When the Gateway is throttled and Gemini-2.5-flash takes over, system_class classification regresses from ~14% OTHER (Haiku) to ~52% OTHER on the first 21 batch5 papers. Several papers with "microbial fuel cell" in the title land in OTHER.

Source

docs/extraction/provider-fallback-2026-05-09.md

Mitigation

Mitigations under evaluation: inline prompt enumeration, Tier-1 regex strawman, try gemini-2.5-pro. paper_class field IS reliable on Gemini.

Gap · multiclass-validation2 of 7

Bayesian holdout validation: MFC + MEC only

Why & mitigation›

The 97.98% OOS-coverage number covers 7 strata across MFC + MEC. MDC, MES, MNRC, MMRC, MBES analytical predictors landed 2026-05-15 but have not been validated against held-out paper cohorts.

Source

libs/shared/electrochemistry/src/predictors/{mdc,mes,mnrc,mmrc,mbes}.ts + holdout-coverage-2026-05-21.json

Mitigation

Multi-class holdout cohort assembly is the next planned validation workstream.

Gap · bioc-pmc-unconsumed1,400+

1,400+ BioC-PMC XML files unconsumed

Why & mitigation›

paperscraper accumulated 1,400+ BioC-PMC XML files alongside PDFs. Neither v1 nor v2 extractors consume XML today — these are ground-truth full-text that would feed v2 with higher accuracy than PDF + Nougat.

Source

CLAUDE.local.md → "Known gaps" → "BioC-PMC XML extraction path"

Mitigation

Either write an XML-aware extractor or feed XML to v2 with a different system prompt — sized but not scheduled.

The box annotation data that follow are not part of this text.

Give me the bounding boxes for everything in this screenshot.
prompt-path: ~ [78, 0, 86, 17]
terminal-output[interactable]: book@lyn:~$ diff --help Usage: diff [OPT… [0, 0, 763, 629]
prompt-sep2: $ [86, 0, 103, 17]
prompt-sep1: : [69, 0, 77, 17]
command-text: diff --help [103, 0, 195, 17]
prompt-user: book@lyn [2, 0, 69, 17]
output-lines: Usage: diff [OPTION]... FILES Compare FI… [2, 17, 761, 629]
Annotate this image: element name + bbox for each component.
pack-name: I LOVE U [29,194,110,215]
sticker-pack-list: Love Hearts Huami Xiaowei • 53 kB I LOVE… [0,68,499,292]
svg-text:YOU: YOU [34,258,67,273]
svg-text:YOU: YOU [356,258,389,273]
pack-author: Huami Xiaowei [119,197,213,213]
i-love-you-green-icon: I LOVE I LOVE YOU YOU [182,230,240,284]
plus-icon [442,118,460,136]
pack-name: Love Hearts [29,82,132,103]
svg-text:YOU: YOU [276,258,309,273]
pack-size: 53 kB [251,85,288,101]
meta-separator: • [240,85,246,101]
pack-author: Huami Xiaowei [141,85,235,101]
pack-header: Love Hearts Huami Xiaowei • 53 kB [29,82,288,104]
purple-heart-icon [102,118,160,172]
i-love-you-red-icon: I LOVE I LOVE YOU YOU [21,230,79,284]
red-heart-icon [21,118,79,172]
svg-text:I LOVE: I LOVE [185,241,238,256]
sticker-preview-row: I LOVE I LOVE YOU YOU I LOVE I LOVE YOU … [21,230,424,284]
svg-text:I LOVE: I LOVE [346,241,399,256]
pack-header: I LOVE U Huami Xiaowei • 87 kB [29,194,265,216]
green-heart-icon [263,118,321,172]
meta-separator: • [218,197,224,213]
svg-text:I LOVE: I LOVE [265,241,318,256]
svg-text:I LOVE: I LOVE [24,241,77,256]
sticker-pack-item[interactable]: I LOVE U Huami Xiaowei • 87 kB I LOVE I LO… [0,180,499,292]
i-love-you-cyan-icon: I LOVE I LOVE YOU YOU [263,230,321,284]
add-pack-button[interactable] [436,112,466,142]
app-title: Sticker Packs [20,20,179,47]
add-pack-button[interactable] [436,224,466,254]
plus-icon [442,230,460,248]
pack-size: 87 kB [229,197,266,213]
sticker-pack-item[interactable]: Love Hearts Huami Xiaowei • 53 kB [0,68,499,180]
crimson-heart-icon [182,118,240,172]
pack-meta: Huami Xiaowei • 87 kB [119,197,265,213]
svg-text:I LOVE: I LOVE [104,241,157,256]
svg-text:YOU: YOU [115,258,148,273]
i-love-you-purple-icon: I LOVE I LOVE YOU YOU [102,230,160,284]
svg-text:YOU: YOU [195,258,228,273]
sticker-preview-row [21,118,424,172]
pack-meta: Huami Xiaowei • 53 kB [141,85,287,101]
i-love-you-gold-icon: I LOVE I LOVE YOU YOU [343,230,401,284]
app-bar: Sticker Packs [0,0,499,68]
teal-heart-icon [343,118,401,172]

Gap · bvm-mechanistic-data-gated19 / 30 cells

Mechanistic BVM kinetics: data-gated, not yet identifiable

Why & mitigation›

After the 2026-06-09 curve-sync fix recovered stranded 3-electrode data, the corpus now has 843 half-cell (vs-SHE) polarization points and 19 of 30 BVM-posterior-ready cells (up from 0 and 13). But that still falls short of the 30-cell target, and the genuine potential-sweep data is thin (≈3 CV curves), so the Butler-Volmer transfer coefficient α remains under-identified. We make NO mechanistic BVM prediction claims today.

Source

scripts/audits/bvm-identifiability-audit.ts + scripts/extraction/sync-curves-to-polarization-points.ts (2026-06-09)

Mitigation

We surface the validated within-design DIRECTION skill instead (power↔substrate 63%, power↔pH 62%, current↔external-resistance 71–78%); closing the remaining α gap needs new 3-electrode / cyclic-voltammetry papers + lab partnerships.

Gap · ml-predict-mfc-surrogate1 of 17

/api/ml/predict still uses MFC surrogate

Why & mitigation›

The ML inference path defaults to predictMFC regardless of the input system_class. Phase 2 per-class analytical predictors landed in the lab UI 2026-05-15 but the /api/ml/predict endpoint has not been routed to dispatch per system class yet.

Source

docs/system-class-aware-predictor-architecture.md

Mitigation

Per-class ML routing is tracked as a separate workstream in the system-class-aware-predictor doc.

Gap · symbolic-regression-coverage2/5

Symbolic regression: 2 of 5 fits succeeded

Why & mitigation›

PySR run on 2026-05-10 attempted 5 mechanistic fits; 2 succeeded (powerDensity↔currentDensity, coulombic_efficiency↔cod_removal); 3 were skipped for insufficient_data (internalResistance, specific_h2_production, P from current+R).

Source

apps/web/public/data/computed/research/symbolic-regression-laws.json

Mitigation

Re-run PySR after extraction backfills bring per-pair n above the data-sufficiency threshold (currently many pairs at n < 5).